Maybe the whole experience drove me to carry some unconscious guilt, but nevertheless I have learned much in the process. For example, OvoControl—pigeon birth control—can be a safe and more humane alternative when physical deterrents aren't feasible. In short, don't fry the birds with electrical fences and don't use piercing electronic noisemakers to scare them; instead, use OvoControl.

Last week, when I revisited the same station in search of ways to rail against the soon-to-be nearby homogeneous condos that nobody wants to look at, I realized I didn't need to repeat such a tirade for the millionth time.

When I got there, I felt like the ghosts of dead pigeons had resurfaced to remind me I shouldn't let every little instance of Silicon Valley real estate stupidity rattle my feathers. After all, pigeons and doves are essentially the same birds, and the dove is an international symbol of peace.
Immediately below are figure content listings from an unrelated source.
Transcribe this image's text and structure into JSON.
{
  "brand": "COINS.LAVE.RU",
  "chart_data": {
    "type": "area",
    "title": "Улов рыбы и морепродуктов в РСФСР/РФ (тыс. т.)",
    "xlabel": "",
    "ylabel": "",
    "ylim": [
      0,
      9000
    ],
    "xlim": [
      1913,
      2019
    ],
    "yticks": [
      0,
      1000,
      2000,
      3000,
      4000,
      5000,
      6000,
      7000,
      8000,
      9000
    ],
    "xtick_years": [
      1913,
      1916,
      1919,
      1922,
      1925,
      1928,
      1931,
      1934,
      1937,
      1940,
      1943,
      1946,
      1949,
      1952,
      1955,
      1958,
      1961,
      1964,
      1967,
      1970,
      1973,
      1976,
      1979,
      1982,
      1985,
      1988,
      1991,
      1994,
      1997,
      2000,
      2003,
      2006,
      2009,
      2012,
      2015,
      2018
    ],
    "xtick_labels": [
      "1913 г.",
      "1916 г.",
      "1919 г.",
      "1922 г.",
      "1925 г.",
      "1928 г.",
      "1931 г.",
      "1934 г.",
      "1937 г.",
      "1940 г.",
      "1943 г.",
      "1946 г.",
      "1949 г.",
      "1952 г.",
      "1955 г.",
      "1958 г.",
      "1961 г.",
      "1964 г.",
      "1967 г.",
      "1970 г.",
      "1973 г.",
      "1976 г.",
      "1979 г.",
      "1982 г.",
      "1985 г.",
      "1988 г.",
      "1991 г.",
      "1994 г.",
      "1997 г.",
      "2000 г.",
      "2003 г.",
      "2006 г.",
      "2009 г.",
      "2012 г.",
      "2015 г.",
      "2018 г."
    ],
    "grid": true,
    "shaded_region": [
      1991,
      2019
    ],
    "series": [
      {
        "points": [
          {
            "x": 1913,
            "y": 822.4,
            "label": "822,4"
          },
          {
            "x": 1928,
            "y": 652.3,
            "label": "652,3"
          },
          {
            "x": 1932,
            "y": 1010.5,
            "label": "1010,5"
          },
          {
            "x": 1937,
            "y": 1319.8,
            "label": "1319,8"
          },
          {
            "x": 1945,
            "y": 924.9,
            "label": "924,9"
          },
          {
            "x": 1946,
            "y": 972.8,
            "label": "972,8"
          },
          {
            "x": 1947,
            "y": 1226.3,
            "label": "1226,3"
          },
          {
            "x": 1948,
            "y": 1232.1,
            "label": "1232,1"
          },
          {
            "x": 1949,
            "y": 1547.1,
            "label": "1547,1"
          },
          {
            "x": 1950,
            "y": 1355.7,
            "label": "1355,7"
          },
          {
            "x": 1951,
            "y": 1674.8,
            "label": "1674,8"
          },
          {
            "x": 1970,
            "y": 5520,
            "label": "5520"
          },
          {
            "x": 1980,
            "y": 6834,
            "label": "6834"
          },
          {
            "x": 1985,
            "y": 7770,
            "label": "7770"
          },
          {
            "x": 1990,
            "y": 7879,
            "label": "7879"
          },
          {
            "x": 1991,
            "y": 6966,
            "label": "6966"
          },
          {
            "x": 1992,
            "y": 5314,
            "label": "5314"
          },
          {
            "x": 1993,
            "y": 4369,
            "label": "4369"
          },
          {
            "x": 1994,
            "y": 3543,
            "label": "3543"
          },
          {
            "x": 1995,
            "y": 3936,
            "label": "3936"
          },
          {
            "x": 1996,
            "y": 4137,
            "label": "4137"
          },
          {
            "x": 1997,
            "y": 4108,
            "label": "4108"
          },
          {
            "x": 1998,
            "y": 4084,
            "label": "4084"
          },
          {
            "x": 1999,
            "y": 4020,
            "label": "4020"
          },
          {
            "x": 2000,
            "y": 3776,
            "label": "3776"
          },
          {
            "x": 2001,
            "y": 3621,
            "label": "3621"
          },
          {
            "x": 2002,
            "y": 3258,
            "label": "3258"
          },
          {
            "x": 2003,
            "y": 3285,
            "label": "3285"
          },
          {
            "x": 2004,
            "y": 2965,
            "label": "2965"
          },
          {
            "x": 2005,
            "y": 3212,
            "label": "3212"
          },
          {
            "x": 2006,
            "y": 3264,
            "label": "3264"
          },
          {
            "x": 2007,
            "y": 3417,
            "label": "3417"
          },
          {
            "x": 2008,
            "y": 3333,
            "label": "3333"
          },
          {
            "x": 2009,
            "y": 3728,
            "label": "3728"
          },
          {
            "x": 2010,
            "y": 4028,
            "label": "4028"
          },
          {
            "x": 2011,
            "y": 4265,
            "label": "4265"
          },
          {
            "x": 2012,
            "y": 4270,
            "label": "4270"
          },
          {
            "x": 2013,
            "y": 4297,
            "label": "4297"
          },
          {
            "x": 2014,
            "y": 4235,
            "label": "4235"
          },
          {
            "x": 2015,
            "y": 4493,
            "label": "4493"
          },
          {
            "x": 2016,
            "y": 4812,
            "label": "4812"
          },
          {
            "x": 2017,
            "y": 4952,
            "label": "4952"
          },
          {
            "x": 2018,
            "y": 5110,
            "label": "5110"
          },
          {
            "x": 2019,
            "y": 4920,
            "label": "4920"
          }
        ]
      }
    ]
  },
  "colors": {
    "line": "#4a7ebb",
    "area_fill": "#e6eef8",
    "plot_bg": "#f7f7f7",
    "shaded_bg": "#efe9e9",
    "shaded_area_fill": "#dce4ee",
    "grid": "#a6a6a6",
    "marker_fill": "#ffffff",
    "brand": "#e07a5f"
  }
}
In my case, they're symbols for inner peace and I was obviously being reminded to maintain a more mindful perspective from which to view all of this.

To paraphrase an old wise guy from the east 2,600 years ago, the mind is like a pigeon's digestive system in that the quality of what the mind excretes depends on what gets put into it. These days when I get agitated, I don't need to act on the thoughts. When I see business journals publishing insidious propaganda stories for "transit villages," I don't always need to respond.

Here's another way to look at it: The old wise guy said that all phenomena arose due to the coming together of previous phenomena.

Had I not disembarked from the train that one day in 2007, I wouldn't have written that column on pigeons, the readers wouldn't have answered and I wouldn't have bought the book that led me to write another column and thus acquire serious knowledge of the subject. It all worked out.

Practicing mindfulness in the Covid-19 era is necessary for one's mental health. We will get through this. We will.